There aren’t too many regular English words that contain five consecutive consonants, but three of them will be uttered fairly often during the 2008 Summer Olympics in Beijing. Can you identify these three words, where the asterisk represents any number of missing letters?
*RTSWR*
*CKSTR*
*NDSPR*
HERE’S the answer.
Sportswrap, Backstroke, Windsprint?
posted by Allyson on 7-31-2008 at 7:10 am
I could have sworn that the second one was jockstrap.
posted by Richard on 7-31-2008 at 7:56 am
I made the same error. I thought the second was jockstrap as well. Though to be honest, I doubt it will be discussed very much on broadcasts.
posted by Psatrick B on 7-31-2008 at 8:03 am
What is the the one word in english that has this series of consonants?
“tchst”.
I use this string of letters whenever someone complains about russian strining together too many consonants.
posted by Ralph Beatty on 7-31-2008 at 8:04 am
sportswriter, backstroke, handspring
posted by Jo on 7-31-2008 at 8:18 am
Sorry to be pedantic so early in the day, Sandy, but I believe consecutive means in order, not just together.
Perhaps I am just bitter because I was never very good at sports.
recaptcha: usual agreement
posted by Tom on 7-31-2008 at 8:28 am
How about 5 letter words with no vowels… like “PRNDL” with is an automotive term for the gear shift display (park, reverse, neutral, drive, and low)
posted by The Other Brian on 7-31-2008 at 8:29 am
ha, I’m with you on the jockstrap. tells you where my mind is.
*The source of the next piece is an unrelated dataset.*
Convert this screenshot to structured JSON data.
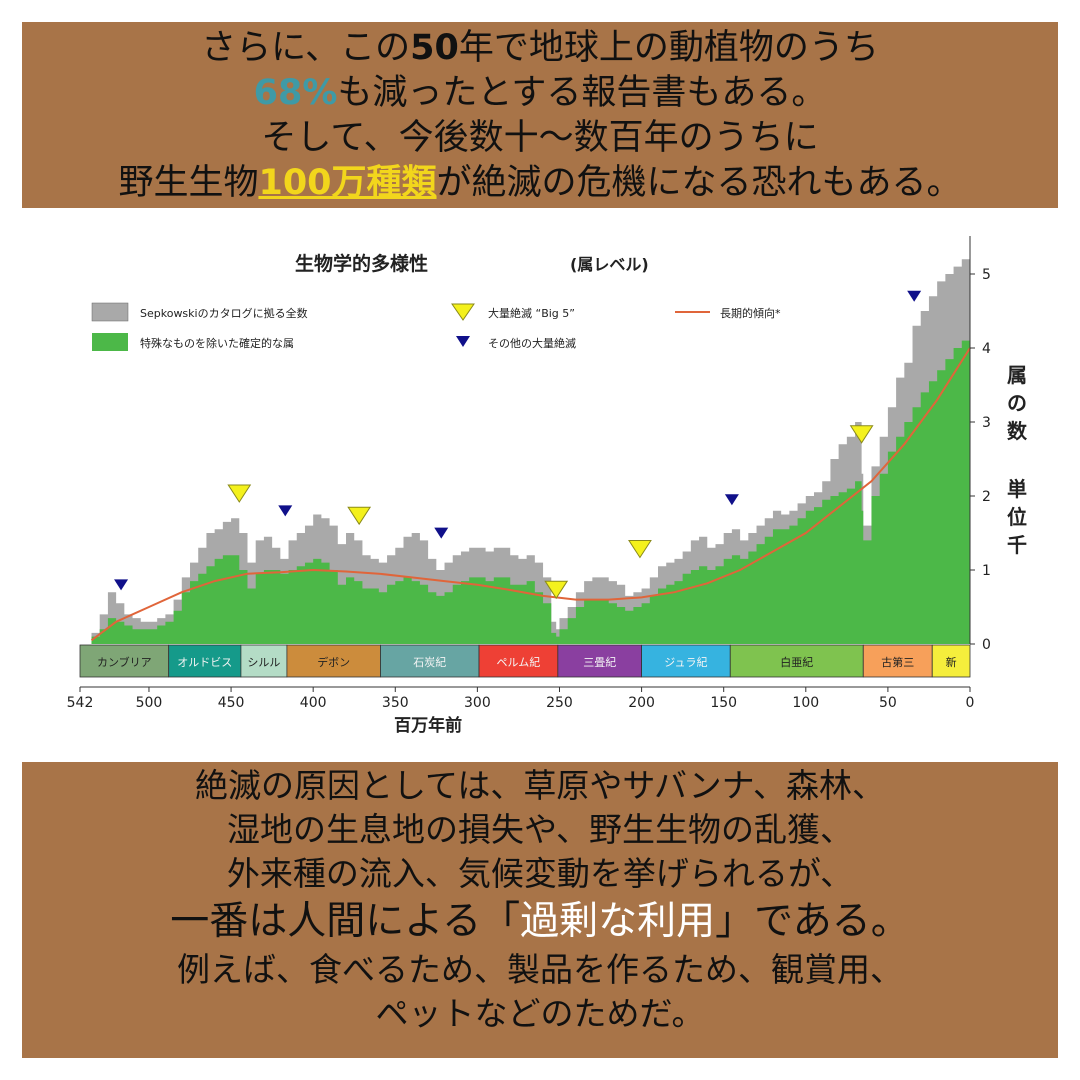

posted by shyestviolet on 7-31-2008 at 8:30 am
yeah…mental flossers are *dirty*
My mind flew to jockstrap as well, but Psatrick makes a good point- I don’t need to hear about them
posted by Caitlin on 7-31-2008 at 8:36 am
@Ralph Beatty: watchstrap?
posted by Eric Y. on 7-31-2008 at 9:05 am
Tom, I’ve seen it used both ways… in fact, in my dictionary, the “in order” definition is a secondary one (to match “successive”), while the primary definition just says “uninterrupted order.”
And while the consonants aren’t in order alphabetically, they are in order one after another. I’m not trying to argue (in fact, I love learning how to improve my language skills) but just making sure.
posted by Sandy on 7-31-2008 at 10:06 am
@ Ralph Beatty: matchstick.
posted by Jack da Bomb on 7-31-2008 at 11:25 am
…or jackstraw for #2.
Another one: RTTHR
posted by buddz on 7-31-2008 at 11:40 am
#2 could be backstretch as well.
posted by Dan on 7-31-2008 at 12:49 pm
@ Sandy, I suspect that the definition is mutating from the sequential connotation to the uninterrupted sense. I guess a living language is better than a dead one. S’cuze me while I eat this crow.
@ buddz, heartthrob?
recaptcha: Breslin educated
posted by Tom on 7-31-2008 at 2:08 pm
Let’s go with 5 adjacent consonants.